Querido maninho:
Quando te vi, senti-me ridícula.
Quando te vi, senti-me ridícula.
Eu, já grande, senhora de mim, convencida de saber muitas coisas, de estar mais autónoma nestes primeiros passos do mundo que chamam dos adultos, que dediquei tantas horas e tantos cotovelos a tentar perceber porque é que a glicose devia entrar por um portãozinho na membrana dianteira das células que fazem fila da frente no intestino para chegar ao nosso sangue, para depois ser levada até às outras células irmãs espalhadas pelos 4 cantos do corpo para entrar depois numa dança em roda a que gostam de chamar ciclo de Krebs, para depois dar uma moléculazita com um nome muito estranho, dizem-na adenosina trifosfato, para depois essas mesmas células a poderem utilizar para fazerem o seu trabalhinho de células: multiplicar-se, crescer, morrer (porque também para morrerem precisam de energia), produzirem proteínas e outras primas, etc, etc, etc… Muitas horas, mesmo… E esta não é senão a lei mais básica do funcionamento de qualquer ser vivo… Se soubesses, maninho, a quantidade de outras leis e danças que se passam dentro de nós, passavas-te, como eu me passei muitas vezes, mas por ter de as decorar…
Mas, dizia eu, que ao ver-te senti-me ridícula. Por me ter passado alguma vez pela cabeça que sabia alguma coisa, que conhecia alguma coisa.
Enquanto se escrevem livros de texto imensos em imensas línguas, enquanto se publicam mais de 1000 artigos por dia, enquanto os políticos nos parlamentos decidem as nossas vidas, enquanto se fazem belos discursos pelo mundo fora e se fazem negócios de milhões, enquanto se inventam máquinas extraordinárias e se canta e dança e bebe e grita, tu estás aqui, maninho, à minha frente, a contar-me a tua história, que se calhar nunca vai fazer história. Ainda nem te deram o nome oficial, que é António, e já marcaste a minha vida, vês? Obrigada pela bofetada que hoje me deste. E ao contrário de mim, sem necessidade de muitas palavras. Estavas ali, sozinho, com as tuas 1200 gramas, pouco mais de um pacote de arroz… Mas com essas gramas, com essas tuas célulazinhas em harmoniosa orquestra a trabalhar para a tua canção, lutas! E lutas com as energias que o teu corpinho de um palmo te permite. É o que tens.
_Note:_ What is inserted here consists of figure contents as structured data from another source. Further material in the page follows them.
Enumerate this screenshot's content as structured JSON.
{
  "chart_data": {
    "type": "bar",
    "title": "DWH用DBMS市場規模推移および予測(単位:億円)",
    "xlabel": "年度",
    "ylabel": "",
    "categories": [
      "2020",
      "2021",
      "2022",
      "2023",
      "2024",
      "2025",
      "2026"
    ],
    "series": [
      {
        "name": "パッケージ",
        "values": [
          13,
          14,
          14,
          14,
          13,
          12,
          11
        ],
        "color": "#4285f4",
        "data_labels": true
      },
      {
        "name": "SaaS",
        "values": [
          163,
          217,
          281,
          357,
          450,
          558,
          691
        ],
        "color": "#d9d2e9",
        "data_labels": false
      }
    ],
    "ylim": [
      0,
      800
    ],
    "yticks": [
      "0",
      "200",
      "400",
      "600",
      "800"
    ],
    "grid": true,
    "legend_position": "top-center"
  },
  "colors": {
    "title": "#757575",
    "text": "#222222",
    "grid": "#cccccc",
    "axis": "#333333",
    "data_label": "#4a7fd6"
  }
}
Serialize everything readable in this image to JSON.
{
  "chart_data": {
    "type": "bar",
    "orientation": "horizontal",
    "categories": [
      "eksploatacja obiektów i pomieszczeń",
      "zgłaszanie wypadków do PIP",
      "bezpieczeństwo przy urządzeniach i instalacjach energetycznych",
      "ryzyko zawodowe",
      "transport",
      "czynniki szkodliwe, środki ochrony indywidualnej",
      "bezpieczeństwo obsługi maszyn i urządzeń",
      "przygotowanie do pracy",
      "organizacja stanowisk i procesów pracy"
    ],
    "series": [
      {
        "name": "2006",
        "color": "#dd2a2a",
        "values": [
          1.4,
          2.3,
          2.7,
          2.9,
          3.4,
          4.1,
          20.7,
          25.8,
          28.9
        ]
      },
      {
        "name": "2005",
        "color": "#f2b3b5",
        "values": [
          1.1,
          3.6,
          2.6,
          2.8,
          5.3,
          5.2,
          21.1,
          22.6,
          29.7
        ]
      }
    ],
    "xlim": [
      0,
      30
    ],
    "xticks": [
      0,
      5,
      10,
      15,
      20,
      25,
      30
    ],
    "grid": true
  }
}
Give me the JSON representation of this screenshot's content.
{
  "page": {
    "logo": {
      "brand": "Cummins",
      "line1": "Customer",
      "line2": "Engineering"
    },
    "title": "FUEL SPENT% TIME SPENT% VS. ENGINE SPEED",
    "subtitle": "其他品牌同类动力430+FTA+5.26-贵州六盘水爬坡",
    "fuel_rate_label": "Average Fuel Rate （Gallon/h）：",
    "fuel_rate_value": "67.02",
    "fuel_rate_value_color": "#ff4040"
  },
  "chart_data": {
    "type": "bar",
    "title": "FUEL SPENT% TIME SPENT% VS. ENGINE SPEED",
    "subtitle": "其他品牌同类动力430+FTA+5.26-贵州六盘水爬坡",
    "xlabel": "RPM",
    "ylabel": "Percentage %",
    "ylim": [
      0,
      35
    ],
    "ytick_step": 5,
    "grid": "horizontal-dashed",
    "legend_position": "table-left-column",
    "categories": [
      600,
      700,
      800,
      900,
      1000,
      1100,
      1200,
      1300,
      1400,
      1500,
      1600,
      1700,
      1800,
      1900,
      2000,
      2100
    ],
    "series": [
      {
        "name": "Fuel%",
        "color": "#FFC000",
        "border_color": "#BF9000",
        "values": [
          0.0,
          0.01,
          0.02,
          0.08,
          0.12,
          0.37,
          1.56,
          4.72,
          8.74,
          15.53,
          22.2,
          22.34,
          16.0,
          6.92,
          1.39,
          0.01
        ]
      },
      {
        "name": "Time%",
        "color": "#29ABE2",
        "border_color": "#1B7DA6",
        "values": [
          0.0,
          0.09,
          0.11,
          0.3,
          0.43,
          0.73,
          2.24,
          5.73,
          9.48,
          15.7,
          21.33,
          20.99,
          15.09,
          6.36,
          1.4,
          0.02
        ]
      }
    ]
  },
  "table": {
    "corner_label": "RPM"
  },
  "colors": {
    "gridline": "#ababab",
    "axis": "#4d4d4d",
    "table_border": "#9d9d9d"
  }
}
E enquanto choro até às entranhas pelo esforço que pões em respirar e em manter o coração a bater, vou pensando que sou mesmo ridícula. Por achar a vida tão complicada às vezes. Por me debater tão pouco por ela. Por querer que outros vivam por mim. Por me esquecer que cada um de nós é um mistério imenso que não vale a pena querer abarcar. Por pensar tantas vezes que já chega, que é desta que baixo os braços… E como que para me dizer que não posso fazê-lo, dás agora um pontapé, porque não apenas os braços, dizes, mas também as pernas tenho de manter no ar.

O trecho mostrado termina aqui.